Brooklyn Latin School Is Young, But Focused on Longtime Traditions
BUSHWICK — Walk in from Bushwick Avenue to the Brooklyn Latin School and you might feel under-dressed — boys in purple ties and girls in khaki skirts walk the hallways, and the faculty dons formal attire.
"We want students to feel aware and proud that they represent Brooklyn Latin," explained headmaster Jason Griffiths, who founded the school in 2006 as one of New York City's specialized high schools that require an entrance exam. "We're not typical for schools in NYC, we're more traditional."
Griffiths, who took Latin for four years at his Jesuit high school in small-town Pennsylvania, now leads the Brooklyn school.
Brooklyn Latin is a replica version of Boston Latin, which is the country's oldest public school, founded in 1635.
Q: Why do you have students take Latin all four years of high school?
It’s a way of thinking, developing analytic skills in students like law school does. Also it’s the basis of our society, in terms of our government and culture, and it’s an opportunity for kids to look at a culture that is both very similar to and different than ours.
Q: What are your tenets?
Our goal is to provide a private school education in a public school setting and for public school students. So our curriculum is very challenging. Our freshmen, for example, take physics, math, English, history, Spanish, Latin and art history. We’re also an International Baccalaureate school — every class our students take as a junior and senior is a college-level.
Q: Who are your students?
We have students from all five boroughs; 40 percent are from Brooklyn, and 40 percent from Queens. Eighty-six percent of our student body is non-white and nearly 70 percent receive free and reduced lunch. We have a large number of immigrants that come to our school and our traditional culture is one that speaks to immigrant families.
Q: Do you think your model could be implemented in all public schools?
I don’t think so. The model we're offering is what some families want. We’re very clear about who we are and what we believe in, but it's not for everyone. One of the great things about New York is there's such a rich diversity of students and beliefs.
Q: Who is the right student for your school?

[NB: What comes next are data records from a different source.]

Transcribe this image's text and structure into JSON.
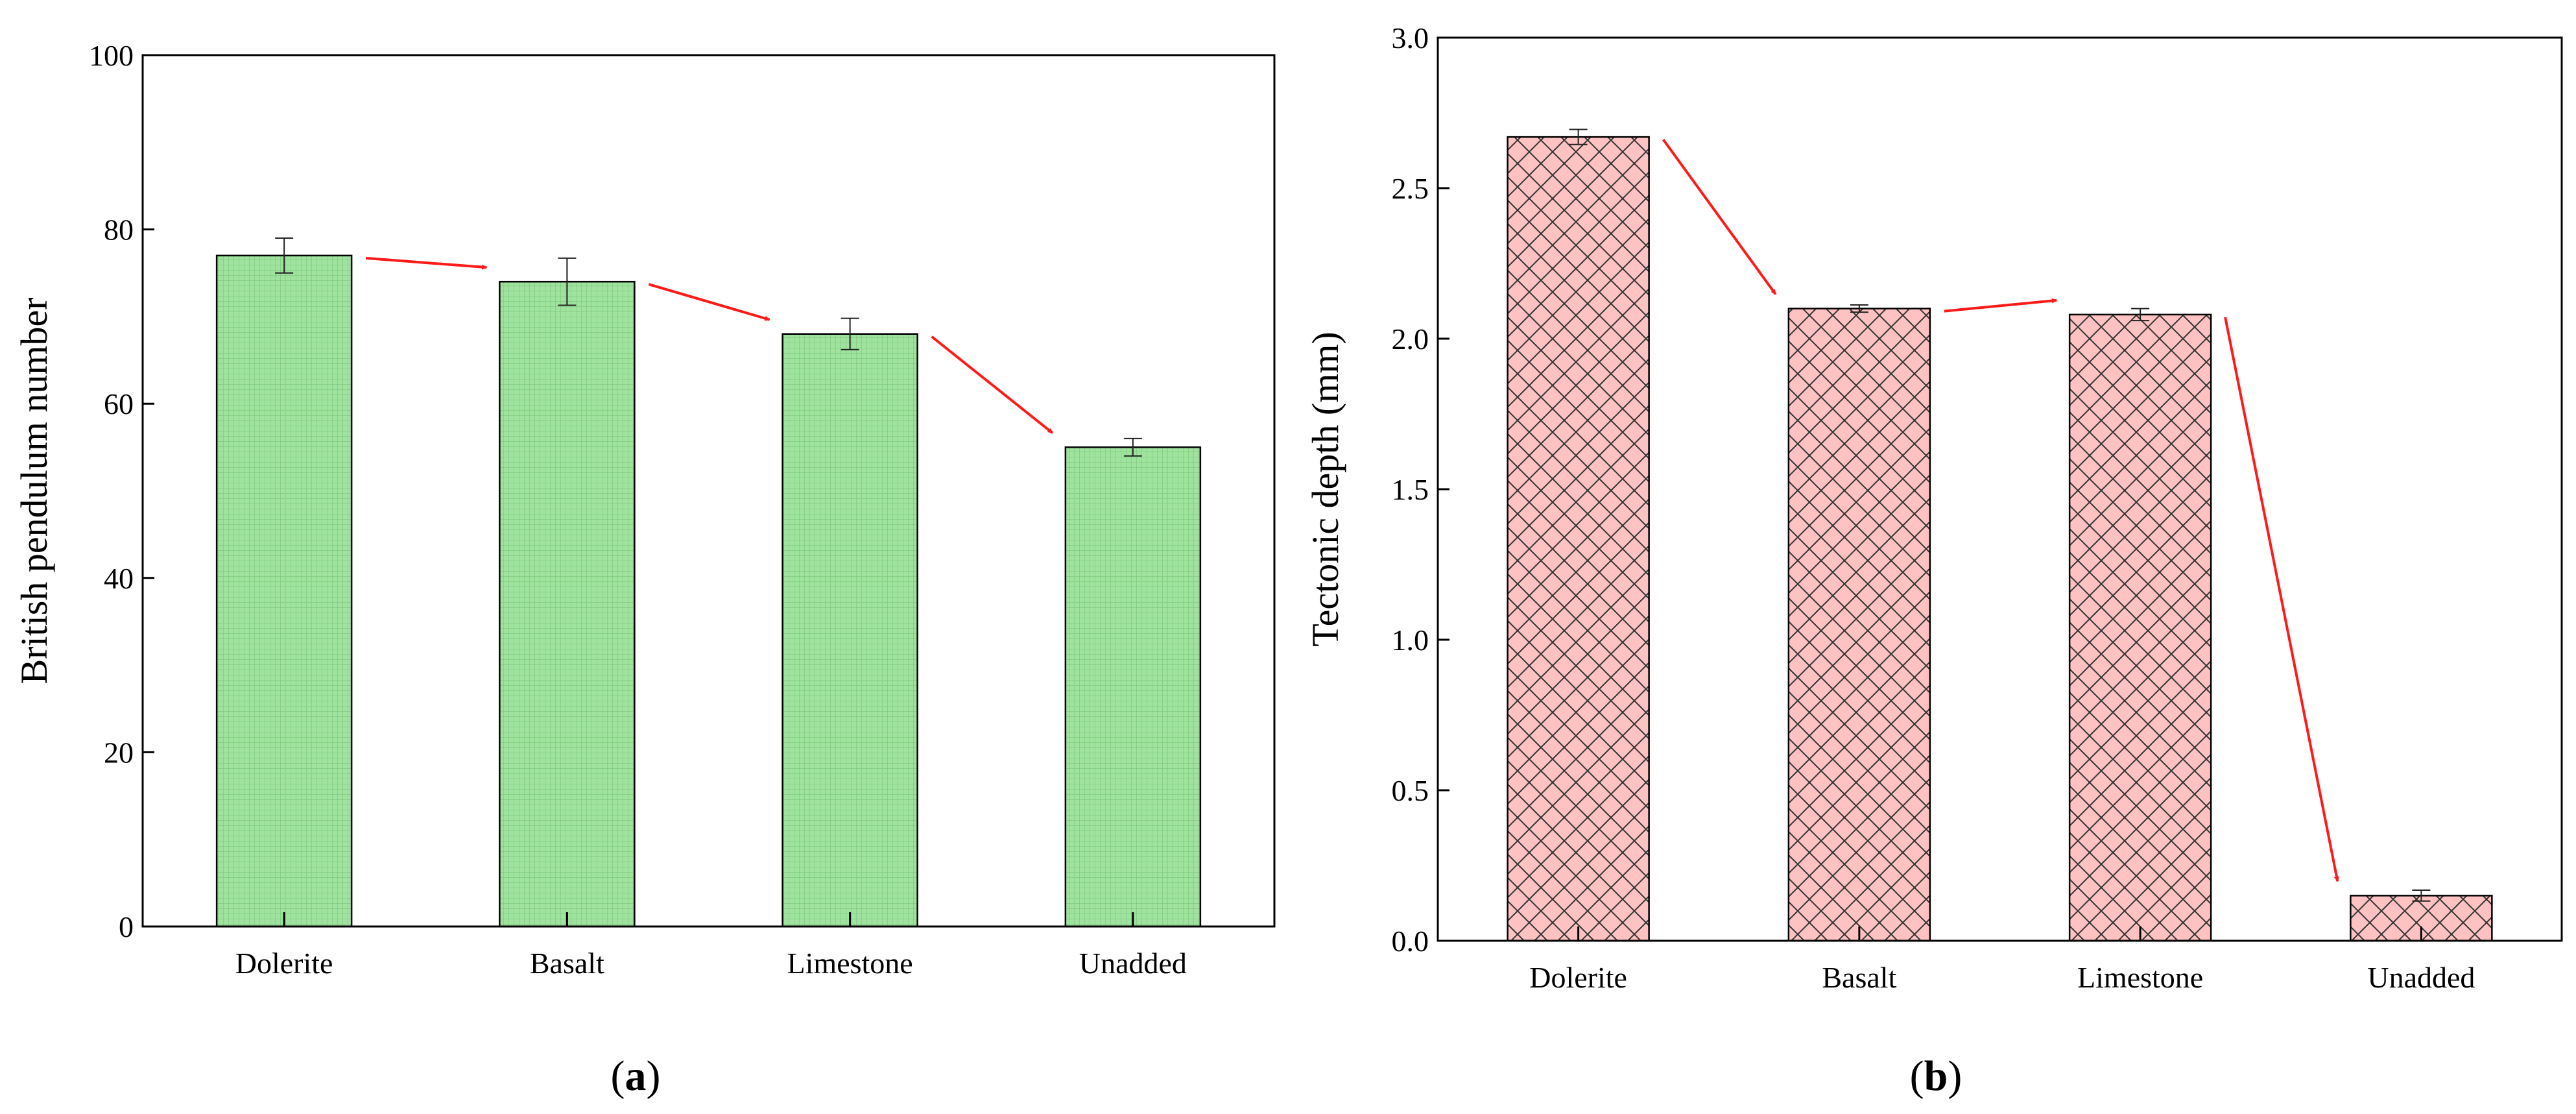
{
  "figure": {
    "panels": [
      "(a)",
      "(b)"
    ]
  },
  "chart_data": [
    {
      "type": "bar",
      "panel_label": "(a)",
      "panel_letter": "a",
      "title": "",
      "xlabel": "",
      "ylabel": "British pendulum number",
      "categories": [
        "Dolerite",
        "Basalt",
        "Limestone",
        "Unadded"
      ],
      "values": [
        77,
        74,
        68,
        55
      ],
      "errors": [
        2.0,
        2.7,
        1.8,
        1.0
      ],
      "ylim": [
        0,
        100
      ],
      "yticks": [
        0,
        20,
        40,
        60,
        80,
        100
      ],
      "ytick_labels": [
        "0",
        "20",
        "40",
        "60",
        "80",
        "100"
      ],
      "grid": false,
      "bar_color": "#9fe39f",
      "pattern": "fine-grid",
      "arrow_color": "#ff1a1a",
      "trend_arrows": [
        {
          "from": "Dolerite",
          "to": "Basalt"
        },
        {
          "from": "Basalt",
          "to": "Limestone"
        },
        {
          "from": "Limestone",
          "to": "Unadded"
        }
      ]
    },
    {
      "type": "bar",
      "panel_label": "(b)",
      "panel_letter": "b",
      "title": "",
      "xlabel": "",
      "ylabel": "Tectonic depth (mm)",
      "categories": [
        "Dolerite",
        "Basalt",
        "Limestone",
        "Unadded"
      ],
      "values": [
        2.67,
        2.1,
        2.08,
        0.15
      ],
      "errors": [
        0.025,
        0.012,
        0.02,
        0.018
      ],
      "ylim": [
        0,
        3.0
      ],
      "yticks": [
        0,
        0.5,
        1.0,
        1.5,
        2.0,
        2.5,
        3.0
      ],
      "ytick_labels": [
        "0.0",
        "0.5",
        "1.0",
        "1.5",
        "2.0",
        "2.5",
        "3.0"
      ],
      "grid": false,
      "bar_color": "#ffc2c2",
      "pattern": "crosshatch",
      "arrow_color": "#ff1a1a",
      "trend_arrows": [
        {
          "from": "Dolerite",
          "to": "Basalt"
        },
        {
          "from": "Basalt",
          "to": "Limestone"
        },
        {
          "from": "Limestone",
          "to": "Unadded"
        }
      ]
    }
  ]
}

For us it's someone who wants to engage in intellectual work and gains happiness from that, from putting forth a lot of effort. Many families don't believe in their kids' wearing a uniform, so this school isn't for them. We require three hours of homework a night, and there are things we do that are creative, but we are not a creative school. So if a student is really into the arts, this school is not for them.
Q: Were you a good student growing up?
I was — always diligent, disciplined, and worked really hard. When I got home from school the first thing I did was my homework. I have my mother to thank for that. But I laugh now because our seniors in May can be really tough. I was a good student until April or May, and for a while I stopped. I feel like I’m paying for that now with our seniors.

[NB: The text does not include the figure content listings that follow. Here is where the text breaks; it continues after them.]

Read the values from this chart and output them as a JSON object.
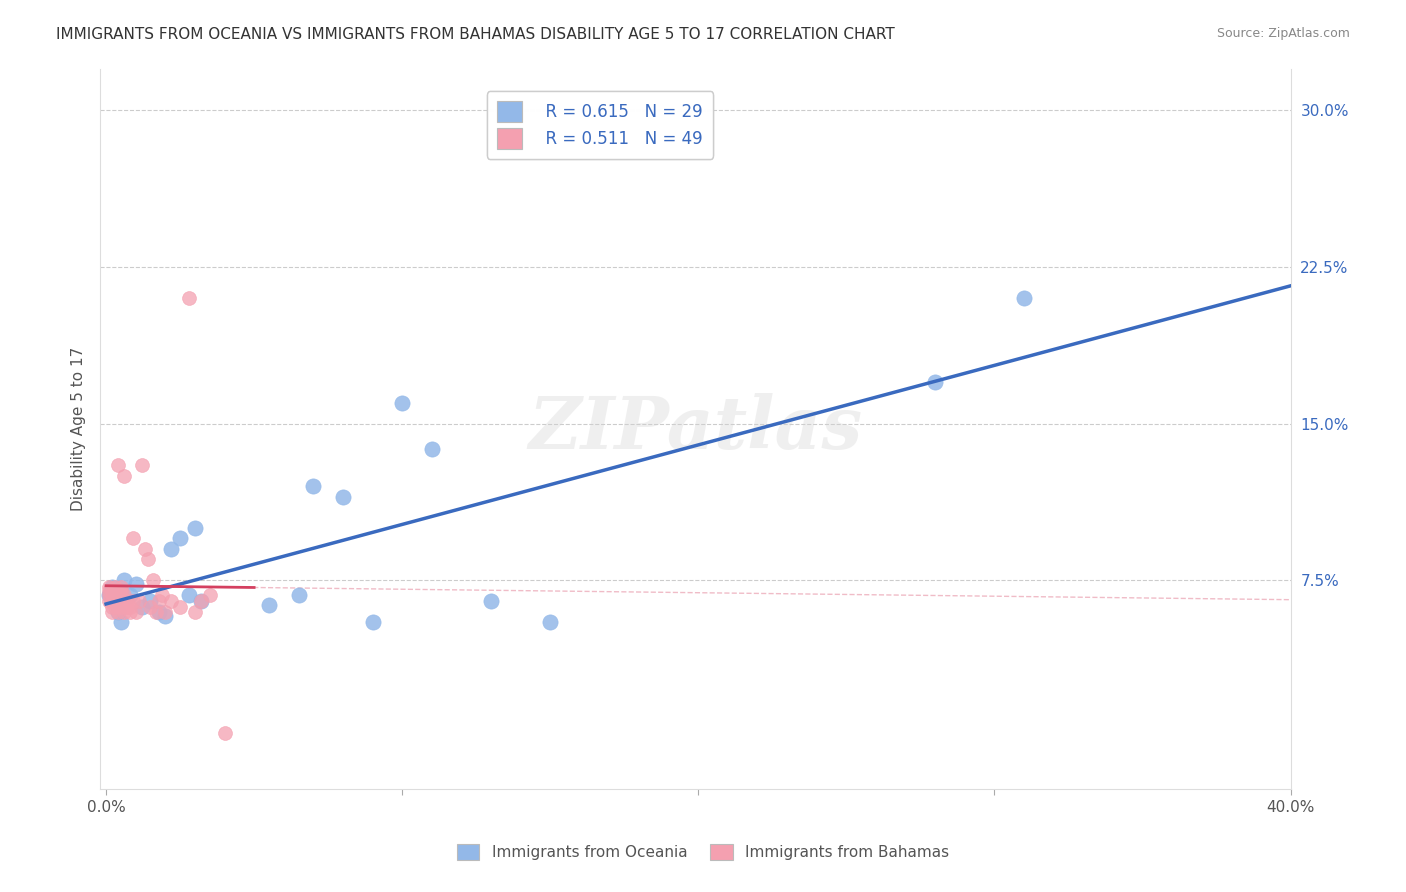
{
  "title": "IMMIGRANTS FROM OCEANIA VS IMMIGRANTS FROM BAHAMAS DISABILITY AGE 5 TO 17 CORRELATION CHART",
  "source": "Source: ZipAtlas.com",
  "ylabel": "Disability Age 5 to 17",
  "xlim": [
    0.0,
    0.4
  ],
  "ylim": [
    -0.025,
    0.32
  ],
  "xticks": [
    0.0,
    0.1,
    0.2,
    0.3,
    0.4
  ],
  "xticklabels": [
    "0.0%",
    "",
    "",
    "",
    "40.0%"
  ],
  "ytick_right": [
    0.075,
    0.15,
    0.225,
    0.3
  ],
  "ytick_right_labels": [
    "7.5%",
    "15.0%",
    "22.5%",
    "30.0%"
  ],
  "legend_blue_r": "R = 0.615",
  "legend_blue_n": "N = 29",
  "legend_pink_r": "R = 0.511",
  "legend_pink_n": "N = 49",
  "legend_label_blue": "Immigrants from Oceania",
  "legend_label_pink": "Immigrants from Bahamas",
  "blue_color": "#93b8e8",
  "pink_color": "#f4a0b0",
  "blue_line_color": "#3a6abf",
  "pink_line_color": "#d44060",
  "watermark": "ZIPatlas",
  "grid_color": "#cccccc",
  "oceania_x": [
    0.001,
    0.002,
    0.003,
    0.004,
    0.005,
    0.005,
    0.006,
    0.008,
    0.01,
    0.012,
    0.015,
    0.018,
    0.02,
    0.022,
    0.025,
    0.028,
    0.03,
    0.032,
    0.055,
    0.065,
    0.07,
    0.08,
    0.09,
    0.1,
    0.11,
    0.13,
    0.15,
    0.28,
    0.31
  ],
  "oceania_y": [
    0.068,
    0.072,
    0.065,
    0.06,
    0.055,
    0.07,
    0.075,
    0.068,
    0.073,
    0.062,
    0.065,
    0.06,
    0.058,
    0.09,
    0.095,
    0.068,
    0.1,
    0.065,
    0.063,
    0.068,
    0.12,
    0.115,
    0.055,
    0.16,
    0.138,
    0.065,
    0.055,
    0.17,
    0.21
  ],
  "bahamas_x": [
    0.001,
    0.001,
    0.001,
    0.001,
    0.002,
    0.002,
    0.002,
    0.002,
    0.002,
    0.003,
    0.003,
    0.003,
    0.003,
    0.004,
    0.004,
    0.004,
    0.005,
    0.005,
    0.005,
    0.005,
    0.005,
    0.006,
    0.006,
    0.006,
    0.006,
    0.007,
    0.007,
    0.008,
    0.008,
    0.009,
    0.009,
    0.01,
    0.011,
    0.012,
    0.013,
    0.014,
    0.015,
    0.016,
    0.017,
    0.018,
    0.019,
    0.02,
    0.022,
    0.025,
    0.028,
    0.03,
    0.032,
    0.035,
    0.04
  ],
  "bahamas_y": [
    0.065,
    0.068,
    0.07,
    0.072,
    0.06,
    0.062,
    0.065,
    0.068,
    0.07,
    0.062,
    0.065,
    0.068,
    0.072,
    0.06,
    0.065,
    0.13,
    0.062,
    0.065,
    0.068,
    0.07,
    0.072,
    0.06,
    0.065,
    0.068,
    0.125,
    0.062,
    0.065,
    0.06,
    0.062,
    0.065,
    0.095,
    0.06,
    0.065,
    0.13,
    0.09,
    0.085,
    0.062,
    0.075,
    0.06,
    0.065,
    0.068,
    0.06,
    0.065,
    0.062,
    0.21,
    0.06,
    0.065,
    0.068,
    0.002
  ]
}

Q: Did you have a favorite subject?
I loved Latin and history. My freshman teacher was really tough and I really responded well. He was that teacher that everyone was afraid of because he was so tough.
Q: Would you open another Latin school?
No. We have too much work to do to become a better school and I think we could spend the next 30 years doing that.
Q: How do you feel about being co-located (with P.S. 147 elementary)?
Its just a reality here in New York City. Everyone wishes they had their own building. When our students walk into the first floor and there are a bunch of elementary students, it's harder for them to have pride in their school. We don’t have a gymnasium, a proper auditorium, art studio and we’re competing for college spots against students that go to other specialized schools with those facilities. So we're in constant discussions about a way to find our own space.
Q: Why does your school use the term "headmaster" to describe the principal?
We got the term from Boston Latin's term for their leader. It's a term, a little more traditional, and frames the principal more as an intellectual or curriculum leader.